Neuroscientist Ted Abel of the University of Pennsylvania and colleagues wanted to untangle these molecular circuits and pinpoint which one sleep deprivation disrupts. The researchers started by studying electrical signals in slices of the hippocampus--the brain's memory center--from sleep-deprived mice. They tested for long-term potentiation (LTP), a strengthening of connections between neurons that neuroscientists think underlies memory. When the scientists tried to trigger LTP in these brain slices with electrical stimulation or chemicals, they found that methods that fired up cellular pathways involving the molecule cyclic adenosine monophosphate (cAMP) didn't work. Brain cells from sleep-deprived mice also held about 50% less cAMP than did cells from well-rested mice. In the brain, cAMP acts as a molecular messenger, passing signals between proteins that regulate activity of genes responsible for memory formation.
So how does sleep deprivation diminish levels of this important signaling molecule? The researchers measured 40% more of the enzyme PDE4A5 in the brains of sleep-deprived mice than in normal mouse brains. PDE4A5 is a type of phosphodiesterase (PDE) enzyme and chews up cAMP.
To confirm that extra enzyme led to sleep deprivation's effects on memory, the scientists next tried to counteract it with rolipram, a drug that inhibits PDE4A5 and other similar PDEs. Applying rolipram to brain slices from sleep-deprived mice restored LTP. The researchers then tested the animals' memories by conditioning them to associate a small electric shock with a specific cage. Mice kept awake for 5 hours--about half a full night's sleep for the rodents--lacked a specific memory for the conditioning cage. But sleep-deprived mice that received shots of rolipram after their training remembered just as well as well-rested animals, the scientists report tomorrow in Nature. "The animals lost about half of their sleep in a 24-hour period and they don't know it," Abel says. He and colleagues are now working to find molecules that knock out only PDE4A5.

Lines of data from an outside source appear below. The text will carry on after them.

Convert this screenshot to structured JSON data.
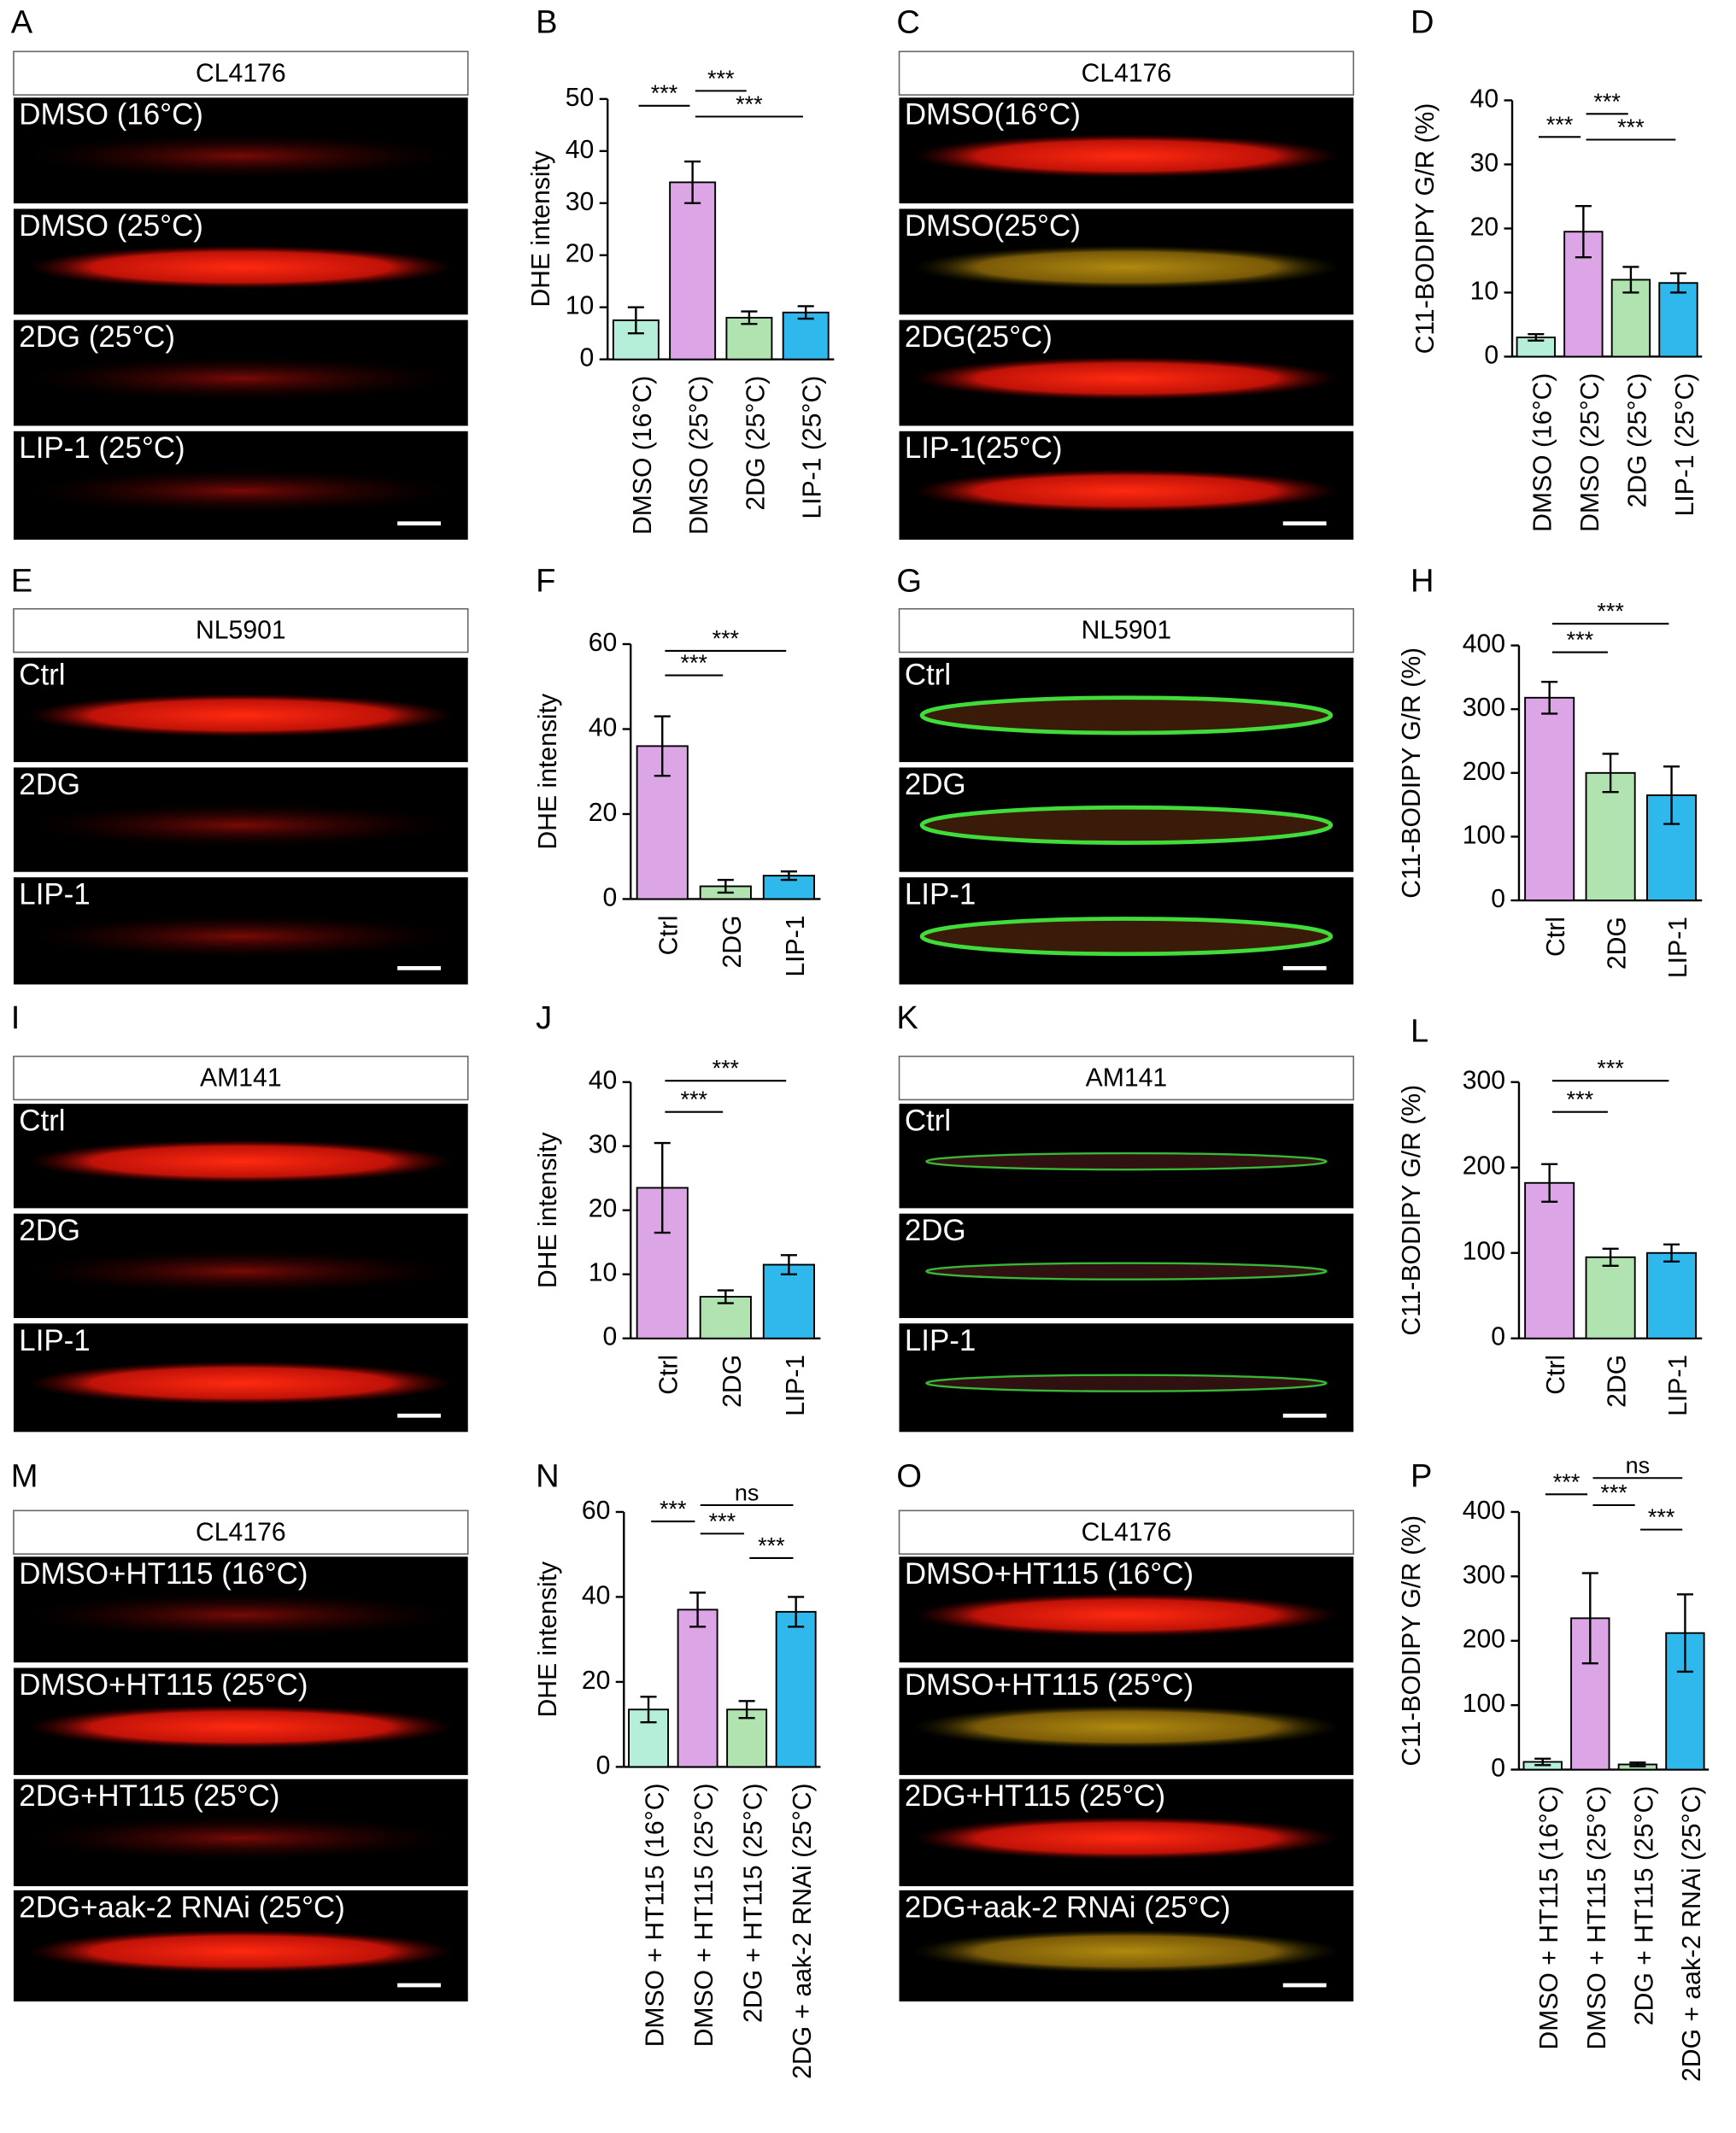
{
  "image_panels": [
    {
      "panel": "A",
      "strain": "CL4176",
      "conditions": [
        "DMSO (16°C)",
        "DMSO (25°C)",
        "2DG (25°C)",
        "LIP-1  (25°C)"
      ]
    },
    {
      "panel": "C",
      "strain": "CL4176",
      "conditions": [
        "DMSO(16°C)",
        "DMSO(25°C)",
        "2DG(25°C)",
        "LIP-1(25°C)"
      ]
    },
    {
      "panel": "E",
      "strain": "NL5901",
      "conditions": [
        "Ctrl",
        "2DG",
        "LIP-1"
      ]
    },
    {
      "panel": "G",
      "strain": "NL5901",
      "conditions": [
        "Ctrl",
        "2DG",
        "LIP-1"
      ]
    },
    {
      "panel": "I",
      "strain": "AM141",
      "conditions": [
        "Ctrl",
        "2DG",
        "LIP-1"
      ]
    },
    {
      "panel": "K",
      "strain": "AM141",
      "conditions": [
        "Ctrl",
        "2DG",
        "LIP-1"
      ]
    },
    {
      "panel": "M",
      "strain": "CL4176",
      "conditions": [
        "DMSO+HT115 (16°C)",
        "DMSO+HT115 (25°C)",
        "2DG+HT115 (25°C)",
        "2DG+aak-2 RNAi (25°C)"
      ]
    },
    {
      "panel": "O",
      "strain": "CL4176",
      "conditions": [
        "DMSO+HT115 (16°C)",
        "DMSO+HT115 (25°C)",
        "2DG+HT115 (25°C)",
        "2DG+aak-2 RNAi (25°C)"
      ]
    }
  ],
  "chart_data": [
    {
      "type": "bar",
      "panel": "B",
      "y_label": "DHE intensity",
      "categories": [
        "DMSO (16°C)",
        "DMSO (25°C)",
        "2DG (25°C)",
        "LIP-1 (25°C)"
      ],
      "values": [
        7.5,
        34,
        8,
        9
      ],
      "errors": [
        2.5,
        4,
        1.2,
        1.2
      ],
      "colors": [
        "#b5efd9",
        "#dca5e6",
        "#b0e3b0",
        "#2eb8ec"
      ],
      "ylim": [
        0,
        50
      ],
      "yticks": [
        0,
        10,
        20,
        30,
        40,
        50
      ],
      "significance": [
        {
          "from": 0,
          "to": 1,
          "label": "***"
        },
        {
          "from": 1,
          "to": 2,
          "label": "***"
        },
        {
          "from": 1,
          "to": 3,
          "label": "***"
        }
      ]
    },
    {
      "type": "bar",
      "panel": "D",
      "y_label": "C11-BODIPY G/R (%)",
      "categories": [
        "DMSO (16°C)",
        "DMSO (25°C)",
        "2DG (25°C)",
        "LIP-1 (25°C)"
      ],
      "values": [
        3,
        19.5,
        12,
        11.5
      ],
      "errors": [
        0.5,
        4,
        2,
        1.5
      ],
      "colors": [
        "#b5efd9",
        "#dca5e6",
        "#b0e3b0",
        "#2eb8ec"
      ],
      "ylim": [
        0,
        40
      ],
      "yticks": [
        0,
        10,
        20,
        30,
        40
      ],
      "significance": [
        {
          "from": 0,
          "to": 1,
          "label": "***"
        },
        {
          "from": 1,
          "to": 2,
          "label": "***"
        },
        {
          "from": 1,
          "to": 3,
          "label": "***"
        }
      ]
    },
    {
      "type": "bar",
      "panel": "F",
      "y_label": "DHE intensity",
      "categories": [
        "Ctrl",
        "2DG",
        "LIP-1"
      ],
      "values": [
        36,
        3,
        5.5
      ],
      "errors": [
        7,
        1.5,
        1
      ],
      "colors": [
        "#dca5e6",
        "#b0e3b0",
        "#2eb8ec"
      ],
      "ylim": [
        0,
        60
      ],
      "yticks": [
        0,
        20,
        40,
        60
      ],
      "significance": [
        {
          "from": 0,
          "to": 1,
          "label": "***"
        },
        {
          "from": 0,
          "to": 2,
          "label": "***"
        }
      ]
    },
    {
      "type": "bar",
      "panel": "H",
      "y_label": "C11-BODIPY G/R (%)",
      "categories": [
        "Ctrl",
        "2DG",
        "LIP-1"
      ],
      "values": [
        318,
        200,
        165
      ],
      "errors": [
        25,
        30,
        45
      ],
      "colors": [
        "#dca5e6",
        "#b0e3b0",
        "#2eb8ec"
      ],
      "ylim": [
        0,
        400
      ],
      "yticks": [
        0,
        100,
        200,
        300,
        400
      ],
      "significance": [
        {
          "from": 0,
          "to": 1,
          "label": "***"
        },
        {
          "from": 0,
          "to": 2,
          "label": "***"
        }
      ]
    },
    {
      "type": "bar",
      "panel": "J",
      "y_label": "DHE intensity",
      "categories": [
        "Ctrl",
        "2DG",
        "LIP-1"
      ],
      "values": [
        23.5,
        6.5,
        11.5
      ],
      "errors": [
        7,
        1,
        1.5
      ],
      "colors": [
        "#dca5e6",
        "#b0e3b0",
        "#2eb8ec"
      ],
      "ylim": [
        0,
        40
      ],
      "yticks": [
        0,
        10,
        20,
        30,
        40
      ],
      "significance": [
        {
          "from": 0,
          "to": 1,
          "label": "***"
        },
        {
          "from": 0,
          "to": 2,
          "label": "***"
        }
      ]
    },
    {
      "type": "bar",
      "panel": "L",
      "y_label": "C11-BODIPY G/R (%)",
      "categories": [
        "Ctrl",
        "2DG",
        "LIP-1"
      ],
      "values": [
        182,
        95,
        100
      ],
      "errors": [
        22,
        10,
        10
      ],
      "colors": [
        "#dca5e6",
        "#b0e3b0",
        "#2eb8ec"
      ],
      "ylim": [
        0,
        300
      ],
      "yticks": [
        0,
        100,
        200,
        300
      ],
      "significance": [
        {
          "from": 0,
          "to": 1,
          "label": "***"
        },
        {
          "from": 0,
          "to": 2,
          "label": "***"
        }
      ]
    },
    {
      "type": "bar",
      "panel": "N",
      "y_label": "DHE intensity",
      "categories": [
        "DMSO + HT115 (16°C)",
        "DMSO + HT115 (25°C)",
        "2DG + HT115 (25°C)",
        "2DG + aak-2 RNAi (25°C)"
      ],
      "values": [
        13.5,
        37,
        13.5,
        36.5
      ],
      "errors": [
        3,
        4,
        2,
        3.5
      ],
      "colors": [
        "#b5efd9",
        "#dca5e6",
        "#b0e3b0",
        "#2eb8ec"
      ],
      "ylim": [
        0,
        60
      ],
      "yticks": [
        0,
        20,
        40,
        60
      ],
      "significance": [
        {
          "from": 0,
          "to": 1,
          "label": "***"
        },
        {
          "from": 1,
          "to": 3,
          "label": "ns"
        },
        {
          "from": 1,
          "to": 2,
          "label": "***"
        },
        {
          "from": 2,
          "to": 3,
          "label": "***"
        }
      ]
    },
    {
      "type": "bar",
      "panel": "P",
      "y_label": "C11-BODIPY G/R (%)",
      "categories": [
        "DMSO + HT115 (16°C)",
        "DMSO + HT115 (25°C)",
        "2DG + HT115 (25°C)",
        "2DG + aak-2 RNAi (25°C)"
      ],
      "values": [
        12,
        235,
        8,
        212
      ],
      "errors": [
        5,
        70,
        3,
        60
      ],
      "colors": [
        "#b5efd9",
        "#dca5e6",
        "#b0e3b0",
        "#2eb8ec"
      ],
      "ylim": [
        0,
        400
      ],
      "yticks": [
        0,
        100,
        200,
        300,
        400
      ],
      "significance": [
        {
          "from": 0,
          "to": 1,
          "label": "***"
        },
        {
          "from": 1,
          "to": 3,
          "label": "ns"
        },
        {
          "from": 1,
          "to": 2,
          "label": "***"
        },
        {
          "from": 2,
          "to": 3,
          "label": "***"
        }
      ]
    }
  ]
}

The findings begin to answer a "long-standing mystery" about the specific cellular pathways disrupted by sleep deprivation, says David Dinges, a neuroscientist at the University of Pennsylvania who wasn't involved in the study. "Scientists like me can only describe what is affected [by sleep deprivation] at the behavioral level in humans," Dinges says. Linking observed memory deficits to the PDE4A5 enzyme "suggests a potential target for alleviating the effects of sleep deprivation in humans," says neuroscientist Sam Deadwyler of Wake Forest University in Winston-Salem, North Carolina.